В этот момент Протопопову припомнили все — и что было, и чего не было, — и на него полился водопад грязи. Заговорили об огромном промотанном состоянии, участии в оргиях, припадках тяжелой неврастении, прогрессирующем параличе из-за запущенного сифилиса. Уверенность в правильности своего поступка, которую источал Протопопов, не стеснявшийся надевать мундир шефа жандармов, давала основания для массового выражения сомнений в его умственной полноценности. Общее мнение было однозначным: он переродился и сошел с ума. «Я знал Протопопова как нормального, элегантного, хорошо воспитанного человека, и перемена в нем была абсолютно необъяснима, — недоумевал Керенский. — …Кто он — помешанный или шарлатан, легко приспособившийся к затхлой атмосфере апартаментов царицы и «маленького домика» Анны Вырубовой?.. Судя по всему, Протопопов страдал неизлечимой венерической болезнью и в течение многих лет лечился у д-ра Бадмаева.
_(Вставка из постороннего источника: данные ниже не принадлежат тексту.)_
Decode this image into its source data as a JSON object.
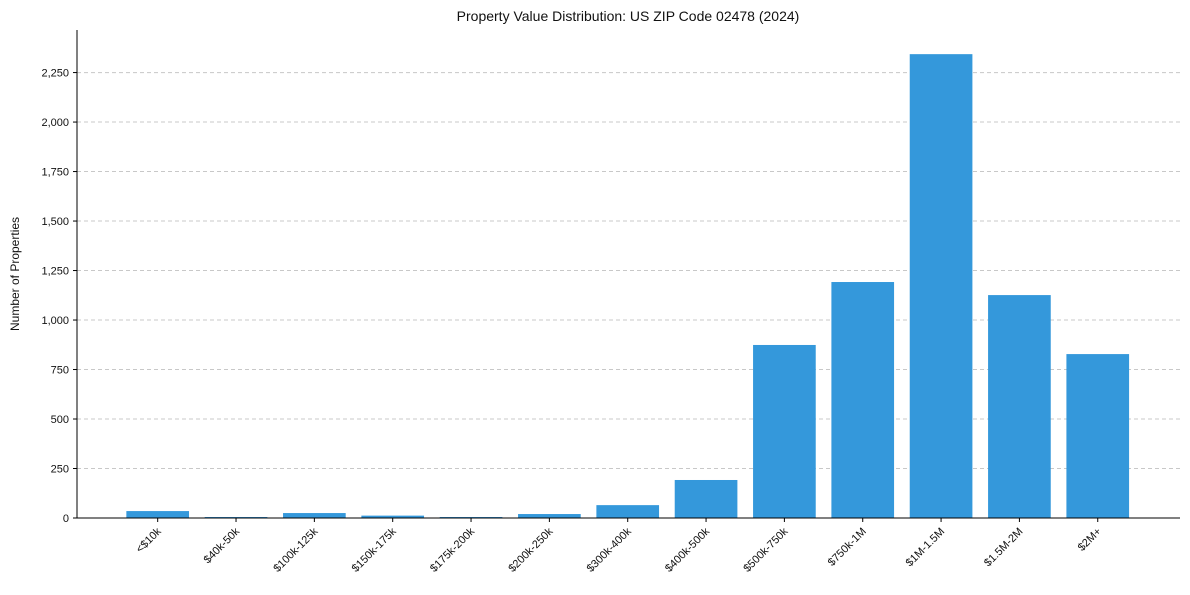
{
  "chart_data": {
    "type": "bar",
    "title": "Property Value Distribution: US ZIP Code 02478 (2024)",
    "xlabel": "",
    "ylabel": "Number of Properties",
    "categories": [
      "<$10k",
      "$40k-50k",
      "$100k-125k",
      "$150k-175k",
      "$175k-200k",
      "$200k-250k",
      "$300k-400k",
      "$400k-500k",
      "$500k-750k",
      "$750k-1M",
      "$1M-1.5M",
      "$1.5M-2M",
      "$2M+"
    ],
    "values": [
      35,
      5,
      25,
      12,
      5,
      20,
      65,
      192,
      874,
      1192,
      2343,
      1126,
      828
    ],
    "ylim": [
      0,
      2465
    ],
    "yticks": [
      0,
      250,
      500,
      750,
      1000,
      1250,
      1500,
      1750,
      2000,
      2250
    ],
    "ytick_labels": [
      "0",
      "250",
      "500",
      "750",
      "1,000",
      "1,250",
      "1,500",
      "1,750",
      "2,000",
      "2,250"
    ],
    "grid": "y-dashed",
    "bar_color": "#3498db"
  }
}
Именно в доме Бадмаева он и повстречался с Распутиным, которому не стоило большого труда подчинить себе человека с неустойчивой психикой»[1232]
.Была вытащена на свет и состоявшаяся в Стокгольме во время визита думской делегации встреча Протопопова с немецким банкиром Варбургом, которая теперь рассматривалась в контексте зловещих замыслов камарильи императрицы. Французский посол Палеолог возмущался тем, что «он позволил себе странную беседу с немецким агентом, Паулем Варбургом, и, хотя дело остается довольно темным, он несомненно говорил в пользу заключения мира»[1233]
. Дипкорпус и прогрессивные парламентарии из-за Протопопова еще больше отшатнулись от престола. «Его не вполне нормальный, неуравновешенный ум вскружился от неожиданно попавшей в его руки власти, и он пошел по пути ультрареакционной политики, которая в связи с тем, что он являлся политическим ренегатом, сделала его невыносимым (bete noire) для Думы»[1234], — выражал Бьюкенен свое отношение, которое никогда не расходилось с кадетским. Протопопов стал живым и наглядным воплощением черных сил. Критиковался каждый его шаг.Считалось, что Протопопов был польщен вниманием к его персоне при дворе, но не проявил ни административного рвения, пренебрегая своими прямыми обязанностями, ни компетентности. Работа на посту главы МВД человека неопытного, не имевшего даже классного чина, действительно оставляла желать много лучшего. «Нельзя отрицать, что Протопопов имел мало склонности к чисто бюрократическим способам ведения дел, которые приняты в любом правительственном ведомстве, — подтверждал изнутри министерства глава Департамента полиции Васильев. — Слишком богатое выражение иногда приводило его к ошибочным решениям, от которых он затем отказывался, что временами сбивало с толку его подчиненных. Однако совершенно не было оснований говорить о «некомпетентности» Протопопова. Возможно, он недостаточно занимался повседневными делами, управлением Департаментом, но, с другой стороны, он обладал значительно большей проницательностью, чем его коллеги по службе, и был, сверх того, человеком абсолютной честности и порядочности»[1235]
.Но основное возмущение вызывали конкретные шаги Протопопова, особенно приписывавшееся его давлению решение суда о переводе Сухомлинова (вины за которым не было никакой) из тюрьмы под домашний арест. Либеральная молва моментально разнесла «точную» информацию о том, что это произошло в результате интимной связи жены бывшего военного министра с Распутиным.
Протопопов с немалым упорством пытался наладить контакты с бывшими коллегами и привлечь их к взаимодействию с правительством и к участию в нем. Он добился встречи с Родзянко и сделал предложение председателю Думы возглавить Совет министров. В ответ он услышал: «В таком случае передайте Государю следующее: мои условия таковы. Мне одному принадлежит власть выбирать министров. Я должен быть назначен не менее, как на три года. Императрица должна удалиться от всякого вмешательства в государственные дела и до окончания войны жить безвыездно в Ливадии. Все великие князья должны быть отстранены от активной деятельности, и ни один из них не должен находиться на фронте»[1236]
. Это рассказ самого Родзянко, прозвучавший уже после свержения царя. Полагаю, его реальный ответ Протопопову был менее вызывающим, но суть передана.